Other apps might not be so generous, in which case you should start by consulting your database’s documentation. MySQL has extensive online docs dedicated to migrating databases between machines. There is a good chance that your old a new desktop machines will use the same binary storage format (most PC architectures do), in which case the procedure is straightforward: you can copy the underlying .frm, .MYI, and .MYD files from one machine to another — provided that you copy the mysql database itself, and replicate the MySQL users to the new machine.

Of course, you’ll need to find the aforementioned MySQL binary files before you can copy them. If you need to locate yours, run grep datadir /etc/my.cnf. Even for very large databases, this direct copy method is faster than the old-fashioned migration process, in which you dump the database on the old machine, transfer the dump to the new machine, and import it into a new database. If you happen to use a weird, non-default storage engine, you will need to do a little extra digging, but for most users, the migration process is painless. Just be sure to run a few tests on the new machine before you erase the old one.

Sweeping Out The Corners

There are likely to be peculiarities on any system that won’t get caught by the general-purpose migration hints, but if you have the luxury to migrate to your new machine (or simply your new root partition and filesystem) while your old one is around, you can catch most of them within a few weeks’ time running the new system. That list might include locally-installed packages that did not include dropping any executables into /usr/local/bin/ and /usr/local/sbin/ (such as window manager or icon themes), Java applications that ended up in unusual directories, and programs that use peculiar locations to save their data and settings (such as /usr/share/ instead of /var/ — the fact that they shouldn’t doesn’t guarantee that they won’t).

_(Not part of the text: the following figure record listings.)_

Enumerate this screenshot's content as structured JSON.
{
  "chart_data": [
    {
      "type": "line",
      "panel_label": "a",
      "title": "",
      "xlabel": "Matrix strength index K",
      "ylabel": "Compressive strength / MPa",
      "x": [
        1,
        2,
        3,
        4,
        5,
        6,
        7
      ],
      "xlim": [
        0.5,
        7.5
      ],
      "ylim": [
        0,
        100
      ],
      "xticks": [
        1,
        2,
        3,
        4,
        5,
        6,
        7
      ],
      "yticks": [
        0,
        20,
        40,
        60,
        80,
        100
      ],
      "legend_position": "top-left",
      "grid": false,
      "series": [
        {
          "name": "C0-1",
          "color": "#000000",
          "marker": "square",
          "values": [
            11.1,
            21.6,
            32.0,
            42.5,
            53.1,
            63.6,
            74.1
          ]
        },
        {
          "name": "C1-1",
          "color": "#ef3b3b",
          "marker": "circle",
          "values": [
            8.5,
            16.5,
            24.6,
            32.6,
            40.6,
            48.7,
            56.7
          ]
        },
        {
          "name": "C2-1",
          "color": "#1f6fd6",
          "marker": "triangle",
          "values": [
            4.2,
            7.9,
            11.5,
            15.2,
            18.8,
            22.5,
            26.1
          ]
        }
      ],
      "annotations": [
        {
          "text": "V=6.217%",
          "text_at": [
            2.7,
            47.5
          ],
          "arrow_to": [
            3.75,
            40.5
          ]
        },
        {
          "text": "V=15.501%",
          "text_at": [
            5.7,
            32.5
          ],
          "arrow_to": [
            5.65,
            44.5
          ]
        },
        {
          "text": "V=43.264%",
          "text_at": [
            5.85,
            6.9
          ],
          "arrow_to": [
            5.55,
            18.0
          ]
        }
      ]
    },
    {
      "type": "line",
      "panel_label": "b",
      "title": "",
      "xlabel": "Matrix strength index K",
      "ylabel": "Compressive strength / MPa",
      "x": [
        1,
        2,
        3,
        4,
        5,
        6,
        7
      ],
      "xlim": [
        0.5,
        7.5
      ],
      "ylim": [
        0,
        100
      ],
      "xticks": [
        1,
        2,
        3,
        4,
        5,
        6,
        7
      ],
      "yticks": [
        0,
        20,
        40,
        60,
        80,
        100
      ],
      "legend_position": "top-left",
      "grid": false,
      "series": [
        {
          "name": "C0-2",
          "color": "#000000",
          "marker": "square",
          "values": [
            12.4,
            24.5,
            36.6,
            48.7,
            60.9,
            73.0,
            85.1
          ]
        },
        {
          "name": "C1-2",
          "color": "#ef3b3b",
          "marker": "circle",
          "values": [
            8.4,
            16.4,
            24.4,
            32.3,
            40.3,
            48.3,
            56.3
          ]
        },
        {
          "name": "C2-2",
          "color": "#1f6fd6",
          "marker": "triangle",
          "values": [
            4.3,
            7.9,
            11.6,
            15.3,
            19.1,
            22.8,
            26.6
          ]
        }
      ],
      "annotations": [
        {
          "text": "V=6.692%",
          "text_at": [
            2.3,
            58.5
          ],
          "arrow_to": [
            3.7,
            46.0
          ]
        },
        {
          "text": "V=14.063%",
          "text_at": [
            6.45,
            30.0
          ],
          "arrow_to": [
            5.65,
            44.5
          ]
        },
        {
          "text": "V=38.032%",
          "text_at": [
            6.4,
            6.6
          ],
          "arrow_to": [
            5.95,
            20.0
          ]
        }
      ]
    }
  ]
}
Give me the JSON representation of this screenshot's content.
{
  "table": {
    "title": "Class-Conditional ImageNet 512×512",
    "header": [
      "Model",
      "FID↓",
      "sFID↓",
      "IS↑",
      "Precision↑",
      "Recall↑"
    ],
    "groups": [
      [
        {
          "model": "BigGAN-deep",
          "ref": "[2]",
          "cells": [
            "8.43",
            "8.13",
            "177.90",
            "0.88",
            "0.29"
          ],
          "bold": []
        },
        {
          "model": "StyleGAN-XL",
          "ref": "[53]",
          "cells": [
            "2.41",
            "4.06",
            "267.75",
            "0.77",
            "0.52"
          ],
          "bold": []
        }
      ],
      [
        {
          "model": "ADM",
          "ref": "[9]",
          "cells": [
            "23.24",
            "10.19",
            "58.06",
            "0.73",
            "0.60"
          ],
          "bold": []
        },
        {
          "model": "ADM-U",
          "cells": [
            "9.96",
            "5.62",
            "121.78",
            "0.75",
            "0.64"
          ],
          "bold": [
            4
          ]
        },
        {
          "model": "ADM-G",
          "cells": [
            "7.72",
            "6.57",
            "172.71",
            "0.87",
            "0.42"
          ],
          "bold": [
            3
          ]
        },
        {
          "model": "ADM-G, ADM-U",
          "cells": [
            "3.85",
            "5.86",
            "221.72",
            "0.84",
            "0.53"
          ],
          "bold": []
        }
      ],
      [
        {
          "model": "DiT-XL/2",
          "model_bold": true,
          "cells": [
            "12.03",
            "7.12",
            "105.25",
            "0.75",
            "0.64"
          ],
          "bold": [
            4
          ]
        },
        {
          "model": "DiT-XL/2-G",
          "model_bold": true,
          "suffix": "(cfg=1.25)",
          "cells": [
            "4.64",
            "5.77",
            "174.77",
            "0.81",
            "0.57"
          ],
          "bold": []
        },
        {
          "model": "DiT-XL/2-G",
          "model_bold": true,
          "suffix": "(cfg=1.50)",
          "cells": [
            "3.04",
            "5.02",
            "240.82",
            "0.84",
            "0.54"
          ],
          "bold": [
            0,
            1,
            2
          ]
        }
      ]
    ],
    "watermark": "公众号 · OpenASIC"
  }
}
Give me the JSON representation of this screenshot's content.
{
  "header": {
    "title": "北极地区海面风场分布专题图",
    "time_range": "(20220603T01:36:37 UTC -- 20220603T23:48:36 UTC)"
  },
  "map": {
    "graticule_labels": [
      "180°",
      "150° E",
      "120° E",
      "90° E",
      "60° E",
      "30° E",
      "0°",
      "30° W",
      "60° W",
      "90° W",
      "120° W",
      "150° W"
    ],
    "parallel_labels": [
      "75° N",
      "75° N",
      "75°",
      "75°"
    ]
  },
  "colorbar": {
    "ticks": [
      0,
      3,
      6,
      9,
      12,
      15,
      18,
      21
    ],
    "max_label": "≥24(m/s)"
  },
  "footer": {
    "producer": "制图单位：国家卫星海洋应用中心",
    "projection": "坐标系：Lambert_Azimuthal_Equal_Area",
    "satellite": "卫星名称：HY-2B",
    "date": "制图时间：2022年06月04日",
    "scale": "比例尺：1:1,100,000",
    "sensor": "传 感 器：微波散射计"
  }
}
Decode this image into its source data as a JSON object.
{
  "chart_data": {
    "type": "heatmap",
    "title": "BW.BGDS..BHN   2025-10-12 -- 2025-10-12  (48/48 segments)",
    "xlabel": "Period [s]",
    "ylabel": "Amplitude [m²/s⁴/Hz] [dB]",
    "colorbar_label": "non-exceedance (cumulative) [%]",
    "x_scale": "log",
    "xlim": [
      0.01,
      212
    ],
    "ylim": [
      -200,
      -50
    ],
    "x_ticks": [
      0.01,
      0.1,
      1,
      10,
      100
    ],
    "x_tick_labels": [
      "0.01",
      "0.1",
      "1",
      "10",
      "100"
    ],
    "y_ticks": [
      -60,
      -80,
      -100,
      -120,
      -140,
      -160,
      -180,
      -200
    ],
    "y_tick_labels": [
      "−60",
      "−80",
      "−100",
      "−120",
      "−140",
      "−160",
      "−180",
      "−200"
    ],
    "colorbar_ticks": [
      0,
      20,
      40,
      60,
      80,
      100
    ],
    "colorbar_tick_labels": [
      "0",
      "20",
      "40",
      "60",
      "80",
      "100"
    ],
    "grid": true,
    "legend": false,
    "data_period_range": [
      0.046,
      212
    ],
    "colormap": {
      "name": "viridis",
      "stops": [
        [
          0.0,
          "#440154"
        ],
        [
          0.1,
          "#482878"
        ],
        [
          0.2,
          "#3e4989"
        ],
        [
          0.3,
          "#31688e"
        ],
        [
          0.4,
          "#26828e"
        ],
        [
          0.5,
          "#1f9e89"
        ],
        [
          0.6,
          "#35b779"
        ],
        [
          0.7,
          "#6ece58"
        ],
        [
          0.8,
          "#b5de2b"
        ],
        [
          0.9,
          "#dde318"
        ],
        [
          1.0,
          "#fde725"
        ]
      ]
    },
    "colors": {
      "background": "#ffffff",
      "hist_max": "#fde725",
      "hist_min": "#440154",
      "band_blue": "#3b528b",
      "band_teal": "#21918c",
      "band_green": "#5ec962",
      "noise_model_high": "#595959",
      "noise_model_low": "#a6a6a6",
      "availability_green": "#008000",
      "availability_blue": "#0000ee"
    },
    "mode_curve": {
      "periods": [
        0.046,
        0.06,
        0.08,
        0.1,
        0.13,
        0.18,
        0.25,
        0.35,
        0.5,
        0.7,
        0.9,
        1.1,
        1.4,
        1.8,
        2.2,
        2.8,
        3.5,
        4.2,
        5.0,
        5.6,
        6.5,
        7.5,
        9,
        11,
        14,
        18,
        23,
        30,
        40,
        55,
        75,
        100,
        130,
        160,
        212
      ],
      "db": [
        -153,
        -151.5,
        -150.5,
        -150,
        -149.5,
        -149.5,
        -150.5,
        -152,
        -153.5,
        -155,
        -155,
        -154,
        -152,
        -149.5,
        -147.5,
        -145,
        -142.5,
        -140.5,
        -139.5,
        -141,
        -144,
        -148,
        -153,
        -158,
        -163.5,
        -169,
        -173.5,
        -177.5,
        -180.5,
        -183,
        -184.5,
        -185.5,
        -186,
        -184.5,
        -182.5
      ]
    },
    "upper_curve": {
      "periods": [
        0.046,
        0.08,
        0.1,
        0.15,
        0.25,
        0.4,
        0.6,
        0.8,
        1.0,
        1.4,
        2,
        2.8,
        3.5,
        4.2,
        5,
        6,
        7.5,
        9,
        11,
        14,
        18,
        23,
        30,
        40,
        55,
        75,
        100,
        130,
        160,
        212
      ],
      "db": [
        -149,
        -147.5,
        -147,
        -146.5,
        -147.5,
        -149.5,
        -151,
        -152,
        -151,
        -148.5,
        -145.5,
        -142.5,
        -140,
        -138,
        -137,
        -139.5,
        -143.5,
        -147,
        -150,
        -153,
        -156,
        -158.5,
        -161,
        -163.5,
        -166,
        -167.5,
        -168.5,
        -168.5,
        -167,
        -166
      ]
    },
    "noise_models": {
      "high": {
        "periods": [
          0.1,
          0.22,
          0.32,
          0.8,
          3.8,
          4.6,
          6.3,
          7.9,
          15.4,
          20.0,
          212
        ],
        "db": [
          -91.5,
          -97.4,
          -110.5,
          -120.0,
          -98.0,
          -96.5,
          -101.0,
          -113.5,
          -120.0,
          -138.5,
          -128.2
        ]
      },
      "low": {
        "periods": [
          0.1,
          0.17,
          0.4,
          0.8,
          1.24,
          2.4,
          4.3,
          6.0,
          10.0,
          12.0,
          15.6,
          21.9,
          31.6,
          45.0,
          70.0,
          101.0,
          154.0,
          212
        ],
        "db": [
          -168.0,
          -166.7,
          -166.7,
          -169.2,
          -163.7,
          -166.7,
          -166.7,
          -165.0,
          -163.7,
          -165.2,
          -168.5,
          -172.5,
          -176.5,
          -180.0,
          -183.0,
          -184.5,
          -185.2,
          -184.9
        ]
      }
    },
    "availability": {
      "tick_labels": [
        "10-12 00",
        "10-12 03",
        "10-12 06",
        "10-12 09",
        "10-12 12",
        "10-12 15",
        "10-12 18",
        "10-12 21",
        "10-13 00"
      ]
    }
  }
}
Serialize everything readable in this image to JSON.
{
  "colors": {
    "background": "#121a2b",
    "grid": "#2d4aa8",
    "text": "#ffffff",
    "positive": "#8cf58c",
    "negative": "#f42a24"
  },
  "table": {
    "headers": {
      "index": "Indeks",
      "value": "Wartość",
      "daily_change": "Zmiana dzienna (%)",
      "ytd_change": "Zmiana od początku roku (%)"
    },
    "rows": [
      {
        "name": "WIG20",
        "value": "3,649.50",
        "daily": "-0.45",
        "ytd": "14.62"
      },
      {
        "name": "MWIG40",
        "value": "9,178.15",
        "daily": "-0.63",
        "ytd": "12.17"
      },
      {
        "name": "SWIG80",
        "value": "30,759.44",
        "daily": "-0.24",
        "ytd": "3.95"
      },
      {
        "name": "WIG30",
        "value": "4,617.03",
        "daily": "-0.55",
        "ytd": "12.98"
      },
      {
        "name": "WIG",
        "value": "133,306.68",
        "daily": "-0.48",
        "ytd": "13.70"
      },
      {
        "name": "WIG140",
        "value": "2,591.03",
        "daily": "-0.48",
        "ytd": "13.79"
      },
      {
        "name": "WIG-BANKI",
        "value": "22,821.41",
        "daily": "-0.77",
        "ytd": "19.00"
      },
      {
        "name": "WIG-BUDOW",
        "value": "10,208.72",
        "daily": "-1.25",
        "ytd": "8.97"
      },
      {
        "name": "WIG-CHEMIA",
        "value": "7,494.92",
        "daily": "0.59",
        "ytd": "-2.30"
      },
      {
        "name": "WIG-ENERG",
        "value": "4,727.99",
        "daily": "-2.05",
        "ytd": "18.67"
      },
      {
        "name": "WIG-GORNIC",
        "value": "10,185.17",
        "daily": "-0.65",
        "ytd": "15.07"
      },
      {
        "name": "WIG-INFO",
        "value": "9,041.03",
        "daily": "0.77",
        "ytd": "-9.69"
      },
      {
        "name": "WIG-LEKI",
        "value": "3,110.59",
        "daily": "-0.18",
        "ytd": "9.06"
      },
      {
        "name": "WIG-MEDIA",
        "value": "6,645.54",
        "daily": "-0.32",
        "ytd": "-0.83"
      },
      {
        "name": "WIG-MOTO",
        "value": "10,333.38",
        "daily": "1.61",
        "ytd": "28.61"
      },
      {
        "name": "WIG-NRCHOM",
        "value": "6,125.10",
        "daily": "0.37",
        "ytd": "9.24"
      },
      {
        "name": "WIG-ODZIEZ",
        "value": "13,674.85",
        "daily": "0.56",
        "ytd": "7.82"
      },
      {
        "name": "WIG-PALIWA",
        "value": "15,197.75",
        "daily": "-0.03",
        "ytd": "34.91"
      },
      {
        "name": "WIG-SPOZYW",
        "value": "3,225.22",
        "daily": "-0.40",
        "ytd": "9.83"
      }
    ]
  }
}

Naturally, even after you manage to replicate the software environment and system configuration from your old machine onto your new one, you still have to move your personal files. I have been assuming thus far that this content is either stored in one location (within /home/), or else on other mount points that you know well enough to re-attach properly. But when your migration also happens at the same time as a system upgrade (as my example did), simply mounting the old /home/ on the new machine can introduce its own share of problems because of deprecated and upgraded settings in the desktop environment and applications.

Consequently, it may be better to rename old configuration folders like .gconfd and .kde4 and use them only as reference when tweaking the new environment. The good news is that older apps and lower-level utilities are more stable than the desktop environments and far less likely to introduce API changes. So dependable favorites like .bashrc, .vimrc, .emacs.d/, and .ssh/ are liable to sail through any upgrade process, no matter how prickly, and be waiting for you on the other side.